The Montana Department of Transportation won't help grow pot plants after all.

Last week, the DOT took down light bulbs from the Orange Street Bridge. Then Rick Baker, a Billings veteran starting the Missoula Cannabis Co-op, asked department officials to donate the pricey bulbs to help grow marijuana for medical patients.

It's likely that no one told Baker to put the request in his pipe and smoke it. Still, it doesn't look like he's getting the lights. * Department director Jim Lynch heard the request by phone and said this after a pause: "Are you sure you don't have me on candid phone?"

An agency spokeswoman said Friday the agency doesn't have plans to donate the bulbs: "We'll put those bulbs to use. We're not sure where," said Charity Watt Levis. "We don't have any immediate plans, but they're definitely not something we're tossing away."

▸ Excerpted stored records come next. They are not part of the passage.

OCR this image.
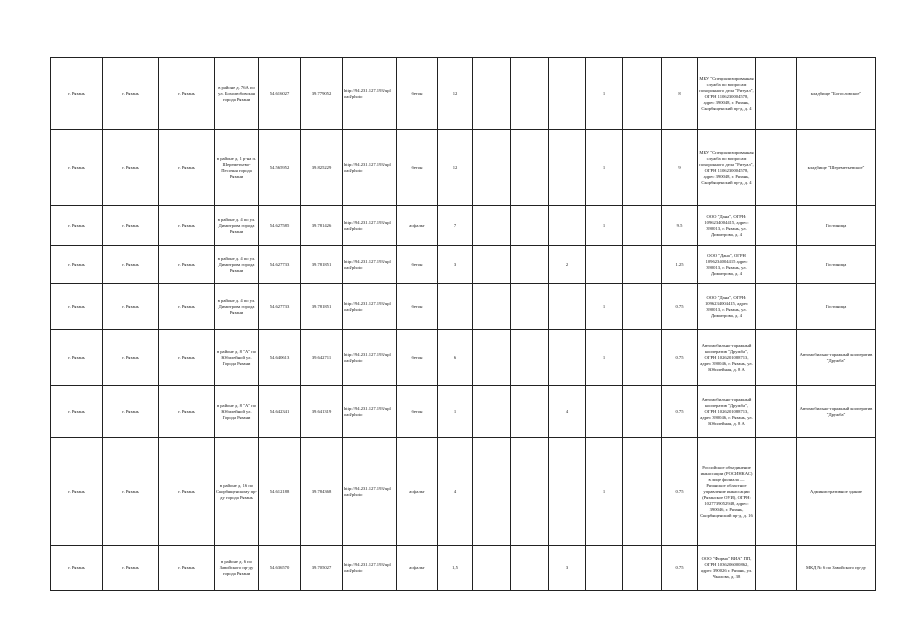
г. Рязань	г. Рязань	г. Рязань	в районе д. 76А по ул. Бохолюбовская города Рязани	54.616027	39.779052	http://94.231.127.193/upl oad/photo	бетон	12				1		8	МБУ "Специализированная служба по вопросам похоронного дела "Ритуал", ОГРН 1106230004578, адрес 390048, г. Рязань, Скорбященский пр-д, д. 4		кладбище "Богословское"
г. Рязань	г. Рязань	г. Рязань	в районе д. 1 р-на п. Шереметьево-Песочня города Рязани	54.565952	39.825229	http://94.231.127.193/upl oad/photo	бетон	12				1		9	МБУ "Специализированная служба по вопросам похоронного дела "Ритуал", ОГРН 1106230004578, адрес 390048, г. Рязань, Скорбященский пр-д, д. 4		кладбище "Шереметьевское"
г. Рязань	г. Рязань	г. Рязань	в районе д. 4 по ул. Димитрова города Рязани	54.627585	39.781426	http://94.231.127.193/upl oad/photo	асфальт	7				1		9.5	ООО "Дана", ОГРН: 1096234004415, адрес: 390013, г. Рязань, ул. Димитрова, д. 4		Гостиница
г. Рязань	г. Рязань	г. Рязань	в районе д. 4 по ул. Димитрова города Рязани	54.627733	39.781851	http://94.231.127.193/upl oad/photo	бетон	3			2			1.25	ООО "Дана", ОГРН 1096234004415 адрес 390013, г. Рязань, ул. Димитрова, д. 4		Гостиница
г. Рязань	г. Рязань	г. Рязань	в районе д. 4 по ул. Димитрова города Рязани	54.627733	39.781851	http://94.231.127.193/upl oad/photo	бетон					1		0.75	ООО "Дана", ОГРН: 1096234004415, адрес 390013, г. Рязань, ул. Димитрова, д. 4		Гостиница
г. Рязань	г. Рязань	г. Рязань	в районе д. 8 "А" по Юбилейной ул. Города Рязани	54.640613	39.642711	http://94.231.127.193/upl oad/photo	бетон	6				1		0.75	Автомобильно-гаражный кооператив "Дружба", ОГРН 1026201088713, адрес 390046, г. Рязань, ул. Юбилейная, д. 8 А		Автомобильно-гаражный кооператив "Дружба"
г. Рязань	г. Рязань	г. Рязань	в районе д. 8 "А" по Юбилейной ул. Города Рязани	54.642341	39.641319	http://94.231.127.193/upl oad/photo	бетон	1			4			0.75	Автомобильно-гаражный кооператив "Дружба", ОГРН 1026201088713, адрес 390046, г. Рязань, ул. Юбилейная, д. 8 А		Автомобильно-гаражный кооператив "Дружба"
г. Рязань	г. Рязань	г. Рязань	в районе д. 16 по Скорбященскому пр-ду города Рязань	54.612188	39.784368	http://94.231.127.193/upl oad/photo	асфальт	4				1		0.75	Российское объединение инкассации (РОСИНКАС) в лице филиала — Рязанское областное управление инкассации (Рязанское ОУИ), ОГРН: 1027739052948, адрес: 390046, г. Рязань, Скорбященский пр-д, д. 16		Административное здание
г. Рязань	г. Рязань	г. Рязань	в районе д. 6 по Завойского пр-ду города Рязани	54.636570	39.705027	http://94.231.127.193/upl oad/photo	асфальт	1,5			3			0.75	ООО "Фирма" ВИА" ПП, ОГРН 1036206000862, адрес 390026 г. Рязань, ул. Чкалова, д. 38		МКД № 6 по Завойского пр-ду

A crew removed the high-pressure sodium lights because they kept blowing out inside the bridge fixtures. At roughly $150 a pop, the lights were expensive to replace, so workers installed $5 fluorescents instead.

Baker, a medical marijuana caretaker and patient, was hoping the lights could help grow cannabis for patients. The Montana Medical Marijuana Act allows a patient and caregiver to keep up to six plants. Baker estimated the start-up costs to care for that many plants at between $600 and $1,100, and said the lights are a costly part of the package.

"The high-pressure sodium ones are the real killers," said Baker, 25.

This fall, Baker plans to move to Missoula to attend the University of Montana. He's looking for commercial space to open up the nonprofit co-op, which he'll model after the Yellowstone Medical Cannabis Foundation in Billings. In Montana, The Hemp and Cannabis Foundation Medical Clinics also operate in Missoula and Billings, according to its Web site.

Baker said the Missoula Cannabis Co-op's mission will be to help patients and caregivers. He'll help patients get their medical cards, medicine and pipes. He'll fill them in on the law, and he'll assist caretakers with some of the same.

He said he's considered 60 percent disabled and took up the cause after he tore his shoulder wrestling. Doctors mended it with seven screws, but they also prescribed drugs that hurt him.

"So I was taking a bunch of pills and it ended up, like, hurting my stomach," Baker said.

The drugs also landed him in a substance abuse program, and he wasn't alone. The infantryman had surgery at Walter Reed Army Medical Center in Washington, D.C., where he saw "all those soldiers coming back and getting addicted to those narcotics."

He said cannabis is a good alternative. While the Transportation Department isn't helping him out, Baker said Best Buy in Billings did. When the store redid its lights, the foundation scored around 50, he said. Growers see expenses add up, so the donations help. Even the electricity bills go up, and not just because of the high-powered bulbs.

"I play music for mine. I'm playing Marley right now," Baker said.